WASHINGTON – Many banks have made it harder for borrowers to obtain all kinds of loans over the past three months despite a $700 billion federal bailout program and a flurry of other bold moves to stem the worst financial crisis to hit the country since the 1930s.
The Federal Reserve in its quarterly survey of bank lending practices released Monday found large numbers of banks reporting tighter credit standards across a broad range of loan products.
Nearly 60 percent of banks responding to the survey said they had tightened lending standards on credit card and other consumer loans, about the same share as in the previous survey released in early November. And about 80 percent of domestic banks said they tightened lending standards on commercial real-estate loans, slightly less than the roughly 85 percent that reported doing so in the previous survey.

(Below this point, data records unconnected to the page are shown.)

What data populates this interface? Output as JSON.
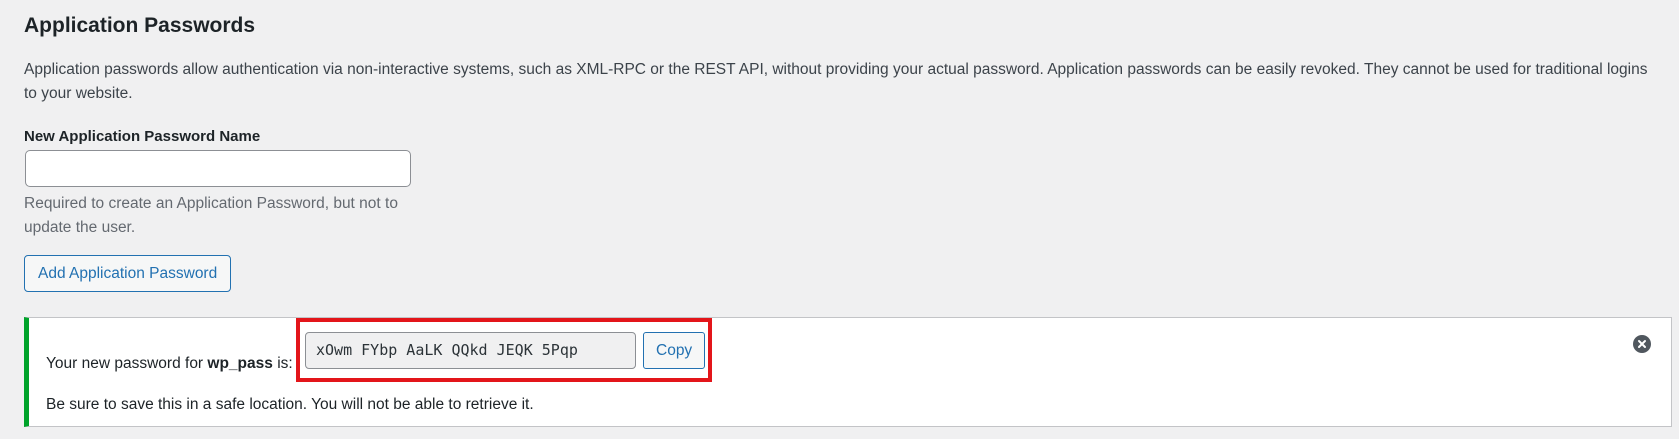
{
  "section": {
    "title": "Application Passwords",
    "description": "Application passwords allow authentication via non-interactive systems, such as XML-RPC or the REST API, without providing your actual password. Application passwords can be easily revoked. They cannot be used for traditional logins to your website."
  },
  "form": {
    "label": "New Application Password Name",
    "input_value": "",
    "help_text": "Required to create an Application Password, but not to update the user.",
    "add_button_label": "Add Application Password"
  },
  "notice": {
    "prefix": "Your new password for ",
    "username": "wp_pass",
    "suffix": " is:",
    "password": "xOwm FYbp AaLK QQkd JEQK 5Pqp",
    "copy_label": "Copy",
    "warning": "Be sure to save this in a safe location. You will not be able to retrieve it.",
    "dismiss_icon": "dismiss-icon"
  },
  "colors": {
    "accent": "#2271b1",
    "success_border": "#00a32a",
    "highlight": "#e3151a"
  }
}
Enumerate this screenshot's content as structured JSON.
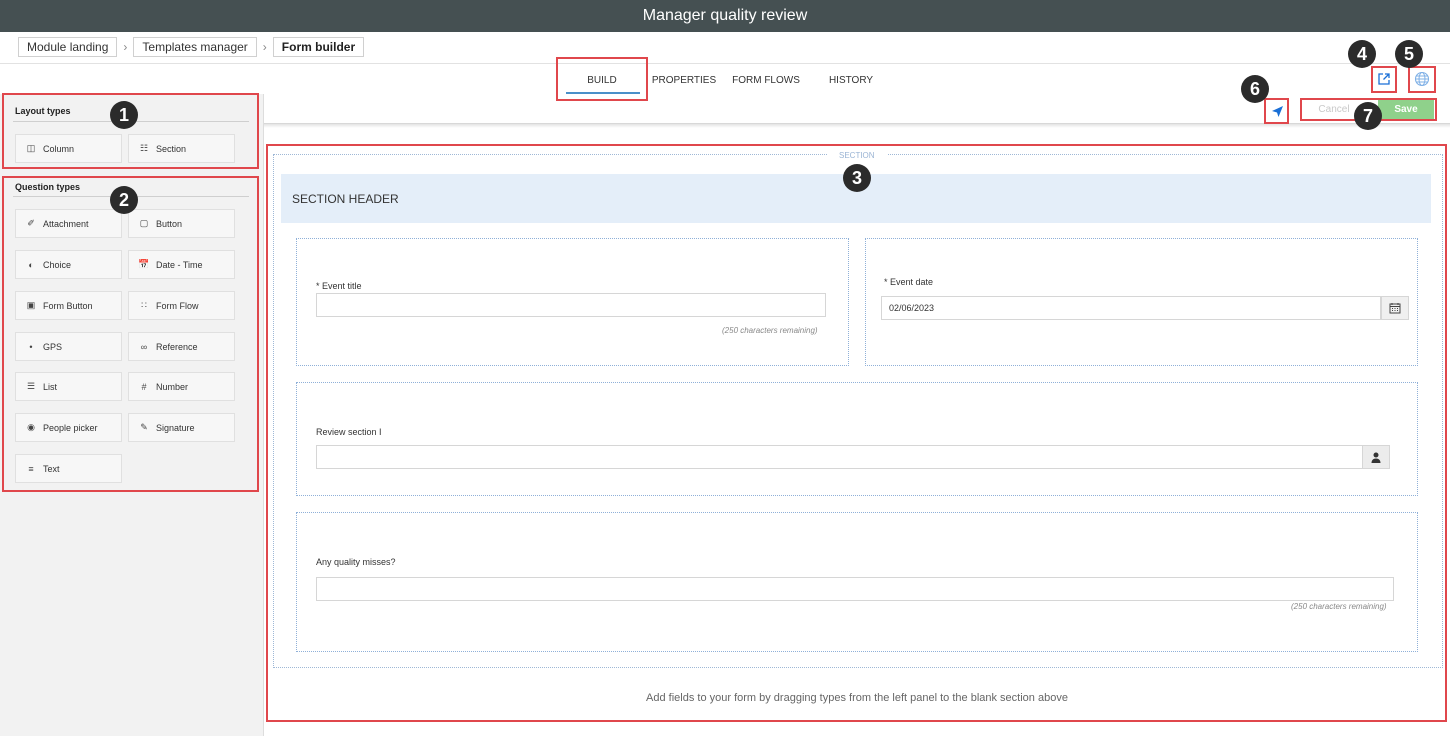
{
  "app": {
    "title": "Manager quality review"
  },
  "breadcrumb": [
    "Module landing",
    "Templates manager",
    "Form builder"
  ],
  "tabs": [
    "BUILD",
    "PROPERTIES",
    "FORM FLOWS",
    "HISTORY"
  ],
  "toolbar": {
    "cancel_label": "Cancel",
    "save_label": "Save"
  },
  "sidebar": {
    "layout_title": "Layout types",
    "layout_items": [
      {
        "label": "Column",
        "icon": "column-icon"
      },
      {
        "label": "Section",
        "icon": "section-icon"
      }
    ],
    "question_title": "Question types",
    "question_items": [
      {
        "label": "Attachment",
        "icon": "paperclip-icon"
      },
      {
        "label": "Button",
        "icon": "checkbox-icon"
      },
      {
        "label": "Choice",
        "icon": "toggle-icon"
      },
      {
        "label": "Date - Time",
        "icon": "calendar-clock-icon"
      },
      {
        "label": "Form Button",
        "icon": "form-button-icon"
      },
      {
        "label": "Form Flow",
        "icon": "flow-icon"
      },
      {
        "label": "GPS",
        "icon": "pin-icon"
      },
      {
        "label": "Reference",
        "icon": "link-icon"
      },
      {
        "label": "List",
        "icon": "list-icon"
      },
      {
        "label": "Number",
        "icon": "hash-icon"
      },
      {
        "label": "People picker",
        "icon": "person-icon"
      },
      {
        "label": "Signature",
        "icon": "signature-icon"
      },
      {
        "label": "Text",
        "icon": "text-icon"
      }
    ]
  },
  "canvas": {
    "section_label": "SECTION",
    "section_header": "SECTION HEADER",
    "fields": {
      "event_title": {
        "label": "Event title",
        "required": "*",
        "value": "",
        "hint": "(250 characters remaining)"
      },
      "event_date": {
        "label": "Event date",
        "required": "*",
        "value": "02/06/2023"
      },
      "review_section": {
        "label": "Review section I",
        "value": ""
      },
      "quality_misses": {
        "label": "Any quality misses?",
        "value": "",
        "hint": "(250 characters remaining)"
      }
    },
    "footer_hint": "Add fields to your form by dragging types from the left panel to the blank section above"
  },
  "annotations": [
    "1",
    "2",
    "3",
    "4",
    "5",
    "6",
    "7"
  ],
  "colors": {
    "titlebar": "#455052",
    "highlight": "#e0474c",
    "save": "#8fd18b",
    "section_header_bg": "#e4eef9",
    "accent": "#1a6fd6"
  }
}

All told, though, the proportion of banks that “reported having tightened their lending policies on all major loan categories over the previous three months stayed very elevated,” the Federal Reserve concluded.
The survey was based on the responses of 51 domestic banks and 23 U.S. offices of foreign banks.
Under the $700 billion bailout program enacted in early October, the government has pledged to inject $250 billion into banks in return for partial ownership. Treasury Secretary Timothy Geithner is exploring other ways to provide relief, including the possibility of buying rotten mortgages and other toxic assets now weighing down banks’ balance sheets.
The Federal Reserve has slashed a key interest rate to record lows and rolled out radical programs to, among other things, provide cash loans to banks, buy mounds of short-term debt from companies and purchase up to $500 billion in mortgage-backed securities guaranteed by Fannie Mae, Freddie Mac and Ginnie Mae.